Nel 2024 gli host attivi su Airbnb in Italia erano circa 350mila, con un aumento del 36% rispetto al 2017 (circa 92.500 in più). Ma non è cresciuto solo il numero degli host: è aumentato anche il numero medio di alloggi per ciascun gestore, passato da 1,92 a 2,15 unità. Un dato che riflette soprattutto l’espansione della quota di host che gestisce un numero elevato di abitazioni.
Tutto il guadagno a pochi gestori
Riassumendo, nel 2024 gli host attivi sono circa 350mila, l’84% dei quali è costituito da piccoli proprietari con una o due abitazioni. Tuttavia, dietro questa apparente frammentazione si cela un’altra realtà. I large host, cioè coloro che amministrano più di 10 alloggi, rappresentano solo l’1,3% degli host (4.300), ma controllano il 25% delle abitazioni presenti su Airbnb. Il numero di large host è cresciuto più rapidamente rispetto a quello dei piccoli e medi locatori, con un aumento del 77% tra il 2017 e il 2024.
E non si tratta solo di quantità. I guadagni medi di un large host si attestano sui 17.900 euro per appartamento all’anno, contro gli 8.500 euro di un piccolo locatore. Complessivamente, i grandi gestori si spartiscono 3,3 miliardi di euro, pari al 38% del mercato. Oltre a detenere un numero molto elevato di alloggi: 42 in media (contro i 32 del 2017). Una dinamica che evidenzia una crescente concentrazione della ricchezza e una progressiva “aziendalizzazione” del settore.
Airbnb e le città: tra turismo e crisi abitativa
«In Italia, la locazione breve attraverso Airbnb ha influenzato profondamente non solo il settore dell’offerta turistica ma anche, più in generale, il panorama residenziale, sociale e commerciale di molti territori, divenendo per questo argomento di acceso dibattito pubblico, politico e accademico», scrivono i ricercatori. «Su questo sfondo, appare utile fornire dati aggiornati che permettano di comprendere il fenomeno a diverse scale territoriali come base per una riflessione accademica robusta, un discorso pubblico consapevole e politiche pubbliche efficaci».

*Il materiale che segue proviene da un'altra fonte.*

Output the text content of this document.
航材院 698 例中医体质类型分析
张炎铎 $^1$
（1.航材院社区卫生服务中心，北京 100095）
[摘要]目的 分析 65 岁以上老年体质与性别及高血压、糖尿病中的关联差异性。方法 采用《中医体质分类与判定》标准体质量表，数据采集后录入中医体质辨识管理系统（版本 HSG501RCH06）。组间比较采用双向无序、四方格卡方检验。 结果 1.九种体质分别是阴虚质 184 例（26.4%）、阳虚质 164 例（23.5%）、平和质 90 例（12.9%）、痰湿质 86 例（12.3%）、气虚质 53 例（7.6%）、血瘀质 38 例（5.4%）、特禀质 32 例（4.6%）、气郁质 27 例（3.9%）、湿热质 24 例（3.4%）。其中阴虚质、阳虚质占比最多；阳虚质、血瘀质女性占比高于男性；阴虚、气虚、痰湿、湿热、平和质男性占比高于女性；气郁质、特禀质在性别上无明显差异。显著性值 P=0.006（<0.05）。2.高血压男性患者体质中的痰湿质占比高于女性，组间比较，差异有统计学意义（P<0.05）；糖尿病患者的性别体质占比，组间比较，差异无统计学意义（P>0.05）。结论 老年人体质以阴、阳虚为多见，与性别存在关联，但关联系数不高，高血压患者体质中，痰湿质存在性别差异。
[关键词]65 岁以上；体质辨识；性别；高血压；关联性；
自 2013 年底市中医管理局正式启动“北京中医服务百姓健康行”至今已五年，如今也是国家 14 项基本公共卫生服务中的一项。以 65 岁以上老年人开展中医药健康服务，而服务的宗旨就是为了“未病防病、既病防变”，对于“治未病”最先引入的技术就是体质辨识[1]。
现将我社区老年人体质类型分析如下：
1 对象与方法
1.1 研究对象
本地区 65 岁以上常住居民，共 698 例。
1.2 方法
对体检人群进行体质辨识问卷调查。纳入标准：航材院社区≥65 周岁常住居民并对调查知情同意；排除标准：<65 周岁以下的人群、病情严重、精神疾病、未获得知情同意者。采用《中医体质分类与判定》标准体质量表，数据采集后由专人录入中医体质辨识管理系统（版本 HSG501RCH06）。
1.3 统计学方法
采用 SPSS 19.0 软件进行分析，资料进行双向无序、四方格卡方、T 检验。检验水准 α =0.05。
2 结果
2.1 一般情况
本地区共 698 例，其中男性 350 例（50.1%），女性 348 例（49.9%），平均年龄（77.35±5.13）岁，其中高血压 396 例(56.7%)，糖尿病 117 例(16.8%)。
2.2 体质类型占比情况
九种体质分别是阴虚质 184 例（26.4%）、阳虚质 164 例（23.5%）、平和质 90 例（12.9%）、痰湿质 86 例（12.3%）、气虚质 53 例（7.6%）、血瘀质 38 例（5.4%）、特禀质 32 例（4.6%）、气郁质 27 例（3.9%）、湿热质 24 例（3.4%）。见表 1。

I dati estratti dai database di AirDNA, fornitore globale di dati sugli affitti brevi, ed elaborati dai ricercatori, mettono in evidenza l’impatto crescente che il mercato degli affitti brevi esercita sul tessuto urbano e sociale. L’alta redditività degli alloggi turistici rispetto a quelli residenziali incentiva infatti la conversione di immobili abitativi in case vacanze, contribuendo a fenomeni come la desertificazione dei centri storici e la riduzione dell’offerta abitativa per i residenti.
Molte amministrazioni locali stanno cercando di correre ai ripari con regolamenti, limiti e nuovi strumenti normativi. Tuttavia, la rapidità di trasformazione del settore e la forza economica dei grandi operatori rendono difficile un controllo davvero efficace. Ma soprattutto diventa necessario rimettere al centro il diritto all’abitare in città sempre più attrattive ma sempre meno accessibili. Il report del Politecnico rappresenta in questo senso una base conoscitiva solida per orientare il dibattito pubblico e l’azione politica. I dati mostrano chiaramente che non si tratta più di un fenomeno marginale o spontaneo ma di un comparto strutturato che richiede regole, trasparenza e strumenti di governance adeguati.